White House press secretary Jen Psaki said Biden spoke with Senate Majority Leader Charles Schumer (D-N.Y.) on Tuesday about the potential for using the budget reconciliation process to pass parts of Biden’s jobs plan next month. Reconciliation would likely require dropping aspects of Biden’s proposal due to parliamentary rules, but it would only require a simple majority to pass both chambers of Congress.
“The President is committed to moving his economic legislation through Congress this summer, and is pursuing multiple paths to get this done,” Psaki said in a statement.
Biden and Capito have spoken by phone or in person several times since the president unveiled his $2.2 trillion American Jobs Plan in late March. Capito, the top Republican on the Senate Committee on Environment and Public Works, has led a group of GOP senators in talks.
The administration official stressed that Capito participated in negotiations in good faith, and that Biden “has a very positive opinion of her.” The West Virginia Republican would be a welcome member of bipartisan talks moving forward, the official said.
The administration official noted that Biden came down nearly $1 trillion from his original proposal, while the Republican group offered only $330 billion in new investments, a $150 billion increase from when talks started.
The two main sticking points ended up being the GOP group’s refusal to significantly increase the amount of new investments, instead relying on repurposed funding from the COVID-19 economic rescue plan signed into law earlier this year, as well as Republicans’ inability to specify ways to pay for the package. Biden has proposed increasing the corporate tax rate and taxes on the wealthiest Americans, while Republicans have balked at tax increases in general.
“From Day One, the President has been clear that he has two red lines: He will not raise taxes on Americans who make under $400,000, and he will not accept inaction as the outcome,” Psaki said Tuesday.

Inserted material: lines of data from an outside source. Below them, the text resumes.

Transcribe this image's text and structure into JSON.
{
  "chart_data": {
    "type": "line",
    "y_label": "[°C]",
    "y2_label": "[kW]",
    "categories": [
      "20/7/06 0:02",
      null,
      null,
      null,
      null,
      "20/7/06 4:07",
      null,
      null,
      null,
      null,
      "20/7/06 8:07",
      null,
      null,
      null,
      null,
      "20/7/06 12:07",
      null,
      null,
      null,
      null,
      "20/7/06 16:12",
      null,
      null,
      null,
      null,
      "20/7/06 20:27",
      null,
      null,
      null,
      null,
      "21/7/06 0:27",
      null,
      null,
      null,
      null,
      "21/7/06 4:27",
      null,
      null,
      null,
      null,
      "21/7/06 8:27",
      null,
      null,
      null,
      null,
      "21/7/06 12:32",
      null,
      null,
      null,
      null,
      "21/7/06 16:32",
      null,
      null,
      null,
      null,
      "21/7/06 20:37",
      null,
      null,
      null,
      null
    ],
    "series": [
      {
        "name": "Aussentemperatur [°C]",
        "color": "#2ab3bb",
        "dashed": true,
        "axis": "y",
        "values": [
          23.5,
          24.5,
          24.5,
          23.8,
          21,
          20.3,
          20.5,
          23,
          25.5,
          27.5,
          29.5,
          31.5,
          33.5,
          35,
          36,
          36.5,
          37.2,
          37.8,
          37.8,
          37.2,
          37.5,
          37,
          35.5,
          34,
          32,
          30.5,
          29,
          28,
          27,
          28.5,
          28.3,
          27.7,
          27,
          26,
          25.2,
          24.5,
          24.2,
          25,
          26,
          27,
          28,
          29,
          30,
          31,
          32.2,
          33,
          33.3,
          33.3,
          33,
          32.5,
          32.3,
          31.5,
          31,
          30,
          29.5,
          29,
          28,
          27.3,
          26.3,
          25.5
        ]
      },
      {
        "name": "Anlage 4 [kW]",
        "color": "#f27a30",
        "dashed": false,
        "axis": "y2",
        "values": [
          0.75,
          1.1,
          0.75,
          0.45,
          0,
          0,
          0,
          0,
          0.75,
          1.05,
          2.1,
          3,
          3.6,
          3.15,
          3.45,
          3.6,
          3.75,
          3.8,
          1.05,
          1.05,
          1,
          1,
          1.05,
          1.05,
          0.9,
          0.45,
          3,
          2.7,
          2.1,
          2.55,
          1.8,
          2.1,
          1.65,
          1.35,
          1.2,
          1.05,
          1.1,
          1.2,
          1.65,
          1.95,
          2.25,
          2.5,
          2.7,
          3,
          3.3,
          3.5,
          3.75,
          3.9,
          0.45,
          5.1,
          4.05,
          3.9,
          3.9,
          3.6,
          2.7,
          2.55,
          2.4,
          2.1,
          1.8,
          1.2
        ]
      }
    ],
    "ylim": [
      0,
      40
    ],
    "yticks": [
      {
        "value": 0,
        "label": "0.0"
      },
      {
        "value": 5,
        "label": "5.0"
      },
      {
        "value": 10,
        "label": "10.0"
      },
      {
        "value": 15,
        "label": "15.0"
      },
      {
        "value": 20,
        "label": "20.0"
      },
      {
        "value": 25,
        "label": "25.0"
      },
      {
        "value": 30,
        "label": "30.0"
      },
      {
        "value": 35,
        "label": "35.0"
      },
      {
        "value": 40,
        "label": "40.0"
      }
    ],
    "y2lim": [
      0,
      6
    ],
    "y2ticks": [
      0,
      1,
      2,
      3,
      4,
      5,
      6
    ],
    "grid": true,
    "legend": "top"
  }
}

Capito in a statement said the discussions were always respectful and candid, but she expressed disappointment at Biden’s decision to cut off negotiations. She asserted the president had previously indicated he was amenable to a deal in the neighborhood of $1 trillion, something White House officials have disputed.
“While I appreciate President Biden’s willingness to devote so much time and effort to these negotiations, he ultimately chose not to accept the very robust and targeted infrastructure package, and instead, end our discussions,” Capito said in a statement on Tuesday.
“However, this does not mean bipartisanship isn’t feasible,” Capito added. “The Senate EPW Committee continues to demonstrate bipartisan action on infrastructure. In a one-month period, our committee passed a bipartisan water and wastewater infrastructure bill out of the Senate and passed a surface transportation bill unanimously out of committee. Moving forward, I will continue building on this momentum and working with my colleagues to advance bipartisan solutions like these.”
The White House this week made clear it sees other paths to passing an infrastructure package beyond the talks that were stalling with Capito.
Psaki pointed to the bipartisan talks taking place on Capitol Hill, as well as the individual infrastructure bills making their way through Congress that have overlap with Biden’s American Jobs Plan.